Das Hörbuch:Ein Anarchist

Manfred Steffen liest den "Professor Unrat" von Heinrich Mann. Und so, wie er das in der Aufnahme von 1982 macht, löst sich der Schul- und Kleinstadtroman von der Verfilmung "Der blaue Engel". Man kann ihn als Hörer neu entdecken.

Von Jens Bisky

Wenn ein Pauker, der seine Schüler mit innerem Jubel niederringt, Raat heißt, dann nennt die ganze Schule ihn "Unrat". "Nichts konnte einfacher und natürlicher sein", schrieb Heinrich Mann am Anfang seines Romans "Professor Unrat oder Das Ende eines Tyrannen". Und nichts mag einfacher und natürlicher erscheinen, als auf dem Cover dieses Hörbuchs Emil Jannings abzubilden, der im Film "Der blaue Engel" 1930 einen Professor Unrat spielte und darin allerlei aufreizend sentimentale Szenen mit Marlene Dietrich absolvierte. Doch haben, wie man in den Schulen lernt, beide Meisterwerke, der Welterfolg Josef von Sternbergs und Heinrich Manns Gesellschaftsroman aus dem Jahr 1905, nur wenig miteinander gemein; die Künstlerin Fröhlich, die Rosa Fröhlich des Buches hat wenig vom Großstadtcharme Lola Lolas.

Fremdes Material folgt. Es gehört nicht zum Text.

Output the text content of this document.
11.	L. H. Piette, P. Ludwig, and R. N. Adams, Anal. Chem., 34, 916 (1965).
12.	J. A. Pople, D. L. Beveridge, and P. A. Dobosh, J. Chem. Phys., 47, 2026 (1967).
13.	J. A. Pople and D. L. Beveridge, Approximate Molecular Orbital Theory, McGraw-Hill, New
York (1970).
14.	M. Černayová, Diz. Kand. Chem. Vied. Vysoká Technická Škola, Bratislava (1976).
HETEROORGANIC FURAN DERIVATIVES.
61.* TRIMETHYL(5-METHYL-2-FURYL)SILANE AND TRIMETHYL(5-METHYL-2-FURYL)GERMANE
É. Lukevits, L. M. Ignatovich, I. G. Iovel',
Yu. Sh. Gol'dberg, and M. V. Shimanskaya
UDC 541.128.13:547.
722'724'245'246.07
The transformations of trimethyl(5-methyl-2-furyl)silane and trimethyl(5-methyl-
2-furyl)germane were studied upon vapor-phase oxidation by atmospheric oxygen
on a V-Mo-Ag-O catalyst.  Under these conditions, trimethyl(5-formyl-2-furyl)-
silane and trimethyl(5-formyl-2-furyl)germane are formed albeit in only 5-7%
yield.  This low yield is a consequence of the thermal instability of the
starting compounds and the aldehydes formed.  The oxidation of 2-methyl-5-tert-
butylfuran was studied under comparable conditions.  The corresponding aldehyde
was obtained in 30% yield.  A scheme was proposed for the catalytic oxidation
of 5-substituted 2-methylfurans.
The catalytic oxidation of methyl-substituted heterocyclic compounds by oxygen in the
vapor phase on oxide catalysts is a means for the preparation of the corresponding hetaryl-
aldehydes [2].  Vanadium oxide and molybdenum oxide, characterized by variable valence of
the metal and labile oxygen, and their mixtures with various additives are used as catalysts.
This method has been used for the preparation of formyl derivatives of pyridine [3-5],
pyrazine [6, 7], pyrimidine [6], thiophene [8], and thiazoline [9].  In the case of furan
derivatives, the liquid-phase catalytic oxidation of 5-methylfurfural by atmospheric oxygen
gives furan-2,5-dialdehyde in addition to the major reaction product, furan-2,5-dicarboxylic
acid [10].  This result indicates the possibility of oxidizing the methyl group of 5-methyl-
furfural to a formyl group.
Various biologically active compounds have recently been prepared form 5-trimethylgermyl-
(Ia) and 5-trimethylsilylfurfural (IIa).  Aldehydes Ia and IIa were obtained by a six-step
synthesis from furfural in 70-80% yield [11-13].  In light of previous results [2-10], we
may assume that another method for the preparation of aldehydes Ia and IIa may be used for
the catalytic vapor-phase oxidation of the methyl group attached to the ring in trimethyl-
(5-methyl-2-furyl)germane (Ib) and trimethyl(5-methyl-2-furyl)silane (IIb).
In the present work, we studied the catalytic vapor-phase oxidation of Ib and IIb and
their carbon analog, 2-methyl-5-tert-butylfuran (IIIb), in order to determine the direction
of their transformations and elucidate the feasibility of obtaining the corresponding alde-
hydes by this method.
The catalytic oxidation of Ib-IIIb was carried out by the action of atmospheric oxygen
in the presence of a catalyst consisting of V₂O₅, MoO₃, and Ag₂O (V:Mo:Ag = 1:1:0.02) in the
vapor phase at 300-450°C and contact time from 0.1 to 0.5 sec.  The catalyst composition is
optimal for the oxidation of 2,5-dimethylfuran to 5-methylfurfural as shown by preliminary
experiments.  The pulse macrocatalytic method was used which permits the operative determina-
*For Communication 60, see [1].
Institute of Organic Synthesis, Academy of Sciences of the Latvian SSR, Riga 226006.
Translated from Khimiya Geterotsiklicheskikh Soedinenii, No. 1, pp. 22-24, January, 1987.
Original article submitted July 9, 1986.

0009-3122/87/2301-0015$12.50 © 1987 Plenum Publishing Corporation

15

Die scheinbar natürliche Gestaltung des Covers führt in die Irre. Hoffentlich erfüllt sie wenigstens den Werbezweck. Die ungekürzte Lesung des "Professor Unrat", der seine Klassikerexistenz im Schatten der Dietrich und im Schattenreich der Lehrpläne fristet, bietet eine schöne Gelegenheit, den satirischen Roman neu zu entdecken. 1982 hat Manfred Steffen (1916-2009) den Text eingelesen, als Geschichte einer kleinen Stadt und des Zweikampfs zwischen dem Lehrer Raat und dem Schüler Lohmann. Teil dieses Zweikampfs ist das Ringen um die Künstlerin Fröhlich, und er wird so erbittert, deutsch und ernsthaft geführt, dass er - wie später "Der Untertan" - nur in einer grotesk komischen Szene enden kann.

Manfred Steffen spricht mit passend norddeutscher Stimmfärbung, rasch, ohne sich zu übereilen; er folgt dem Rhythmus der Prosa, dem Wechsel einfacher, natürlich klingender Sätze und hypotaktischer, gedrängter Umständlichkeiten. Leichte Variationen der Tonhöhe charakterisieren Schüler, Lehrer, Rosa Fröhlich, die Städter. Er lässt die Hörer miterleben, wie Heinrich Mann Szenen baut, aus der Perspektive erst des einen, dann des anderen berichtet, um die Spannung in direkter Rede zu lösen, wobei den Figuren das treffende Wort oft fehlt. Am Ende ist der Pauker zum Anarchisten geworden, der Schüler ruft die Polizei. Auch das eine Erzählung vom Ende des Bürgertums.

Heinrich Mann: Professor Unrat. Gelesen von Manfred Steffen. Der Hörverlag, München 2015. 7 CDs, 460 Minuten, 24,99 Euro.